At this point, I think you are straying from science and into social science. I started out in the social sciences and what you call “greedy selfish assholes” we call human beings. We hope for “enlightened” self interest from these “greedy selfish assholes” but we frequently just end up with plain old self interest (and consequently market failures).

And once again, we just had the largest drop in fossil fuel consumption in the history of the world during the pandemic and it was barely a blip. How is any reasonable change in human behavior going to change that?

Perhaps this is the disconnect, we are not talking about normal kids. These kids are about three standard deviations to the right of norm. And I don’t know if teaching less academically gifted classmates geometric proofs is really “socializing” or any more attractive to these kids than learning something new.

Or maybe they would just rather hang out with other kids like them.

The notion seems to be that special education for kids that are significantly below norm is good. special education for kids that are significantly above norm is special treatment. So tracking down is ok but tracking up is elitist.

Perhaps this is considered “encouraged by adults” (who want them to go to college and have professional careers).

To be clear, I am (or was) a social scientist (economist) so I do not believe all social scientists…

I don’t know. IME, this is all relative. At younger ages, this phenomenon largely seems driven by priorities and focus. The kids who are not as into academics focus on other things that are more accessible and socially popular than calculus or physics. At my age, the “social skill” disparity seems to be almost entirely eliminated and frequently reversed.

We’re not allowed to recognize that anyone below average exists, and if we see anyone above average we need to cut off their education and turn them into unpaid tutors and friendship trainees.

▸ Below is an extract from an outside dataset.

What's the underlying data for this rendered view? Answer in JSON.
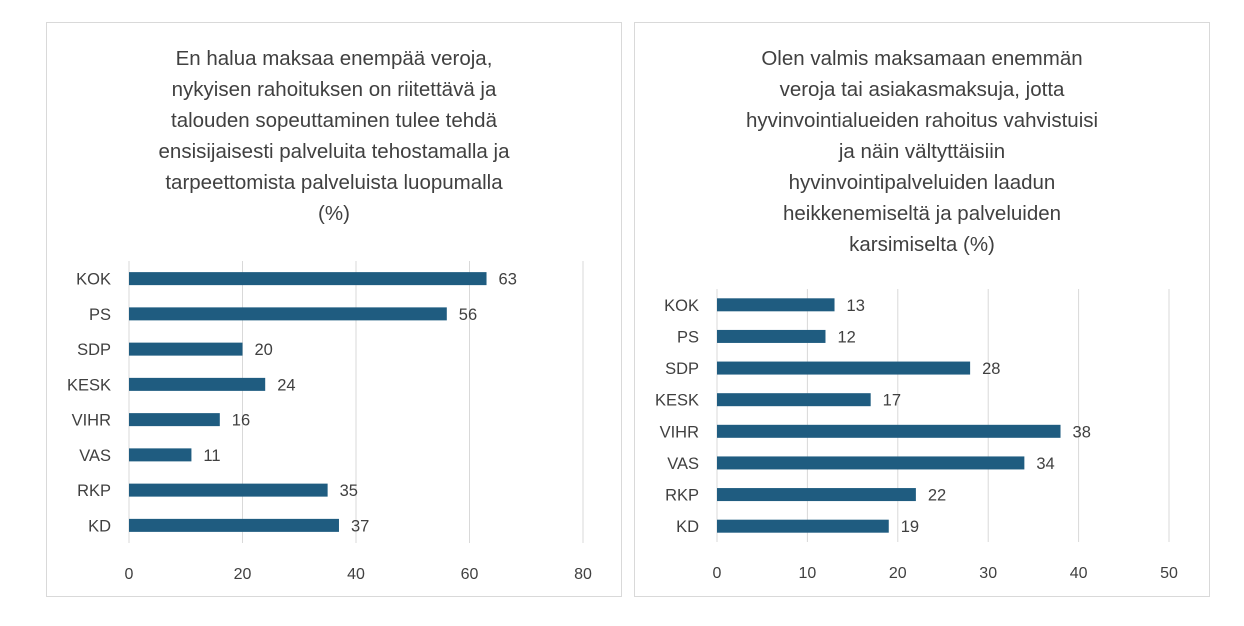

Everyone must be part of the collective gray mass, no one has any individuality or difference, and this is a good thing because now we are all equal. Mooooo.

The point appears to be to prevent them from getting ahead of their age cohort.

Hrmm. I suppose that is one answer. At least if you can’t afford private school.

I wonder how this works in the current remote learning environment. How do the kids help each other remotely? Do they each get a zoom account?

I don’t know about Zoom, but many programs offer breakout rooms that a teacher can bounce between. The whole deliberate stunting thing aside, small group work is pretty common IME and certainly doable with online platforms.